Let S be an R-algebra and Sᵣ and Rᵣ be the respective localizations at a submonoid M of R. If P is stable under base change and P holds for algebraMap R S, then P holds for algebraMap Rᵣ Sᵣ.

theorem RingHom.IsStableUnderBaseChange.isLocalization_map {P : {R S : Type u} → [inst : CommRing R] → [inst_1 : CommRing S] → (R →+* S) → Prop} (hP : IsStableUnderBaseChange P) {R S Rᵣ Sᵣ : Type u} [CommRing R] [CommRing S] [CommRing Rᵣ] [CommRing Sᵣ] [Algebra R Rᵣ] [Algebra S Sᵣ] (M : Submonoid R) [IsLocalization M Rᵣ] (f : R →+* S) [IsLocalization (Submonoid.map f M) Sᵣ] (hf : P f) : P (IsLocalization.map Sᵣ f ⋯)

If P is stable under base change and holds for f, then P holds for f localized at any submonoid M of R.
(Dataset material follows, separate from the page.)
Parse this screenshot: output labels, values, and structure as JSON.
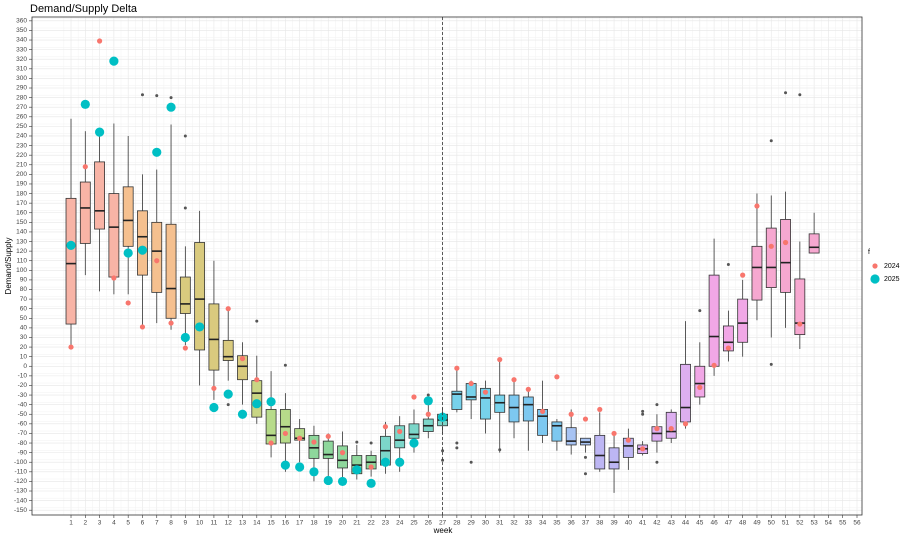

theorem RingHom.IsStableUnderBaseChange.localizationPreserves {P : {R S : Type u} → [inst : CommRing R] → [inst_1 : CommRing S] → (R →+* S) → Prop} (hP : IsStableUnderBaseChange P) : LocalizationPreserves fun {R S : Type u} [CommRing R] [CommRing S] => P

theorem Ideal.localized'_eq_map {R : Type u_1} (S : Type u_2) [CommSemiring R] [CommSemiring S] [Algebra R S] (p : Submonoid R) [IsLocalization p S] (I : Ideal R) : Submodule.localized' S p (Algebra.linearMap R S) I = map (algebraMap R S) I

theorem Ideal.localized₀_eq_restrictScalars_map {R : Type u_1} (S : Type u_2) [CommSemiring R] [CommSemiring S] [Algebra R S] (p : Submonoid R) [IsLocalization p S] (I : Ideal R) : Submodule.localized₀ p (Algebra.linearMap R S) I = Submodule.restrictScalars R (map (algebraMap R S) I)

theorem Algebra.idealMap_eq_ofEq_comp_toLocalized₀ {R : Type u_1} (S : Type u_2) [CommSemiring R] [CommSemiring S] [Algebra R S] (p : Submonoid R) [IsLocalization p S] (I : Ideal R) : idealMap S I = ↑(LinearEquiv.ofEq (Submodule.localized₀ p (Algebra.linearMap R S) I) (Submodule.restrictScalars R (Ideal.map (algebraMap R S) I)) ⋯) ∘ₗ Submodule.toLocalized₀ p (Algebra.linearMap R S) I

theorem Ideal.mem_of_localization_maximal {R : Type u_1} [CommSemiring R] {r : R} {J : Ideal R} (h : ∀ (P : Ideal R) (x : P.IsMaximal), (algebraMap R (Localization.AtPrime P)) r ∈ map (algebraMap R (Localization.AtPrime P)) J) : r ∈ J

theorem Ideal.le_of_localization_maximal {R : Type u_1} [CommSemiring R] {I J : Ideal R} (h : ∀ (P : Ideal R) (x : P.IsMaximal), map (algebraMap R (Localization.AtPrime P)) I ≤ map (algebraMap R (Localization.AtPrime P)) J) : I ≤ J

Let I J : Ideal R. If the localization of I at each maximal ideal P is included in the localization of J at P, then I ≤ J.

theorem Ideal.eq_of_localization_maximal {R : Type u_1} [CommSemiring R] {I J : Ideal R} (h : ∀ (P : Ideal R) (x : P.IsMaximal), map (algebraMap R (Localization.AtPrime P)) I = map (algebraMap R (Localization.AtPrime P)) J) : I = J

Let I J : Ideal R. If the localization of I at each maximal ideal P is equal to the localization of J at P, then I = J.

theorem ideal_eq_bot_of_localization' {R : Type u_1} [CommSemiring R] (I : Ideal R) (h : ∀ (J : Ideal R) (x : J.IsMaximal), Ideal.map (algebraMap R (Localization.AtPrime J)) I = ⊥) : I = ⊥

An ideal is trivial if its localization at every maximal ideal is trivial.

theorem eq_zero_of_localization {R : Type u_1} [CommSemiring R] (r : R) (h : ∀ (J : Ideal R) (x : J.IsMaximal), (algebraMap R (Localization.AtPrime J)) r = 0) : r = 0

theorem ideal_eq_bot_of_localization {R : Type u_1} [CommSemiring R] (I : Ideal R) (h : ∀ (J : Ideal R) (x : J.IsMaximal), IsLocalization.coeSubmodule (Localization.AtPrime J) I = ⊥) : I = ⊥

An ideal is trivial if its localization at every maximal ideal is trivial.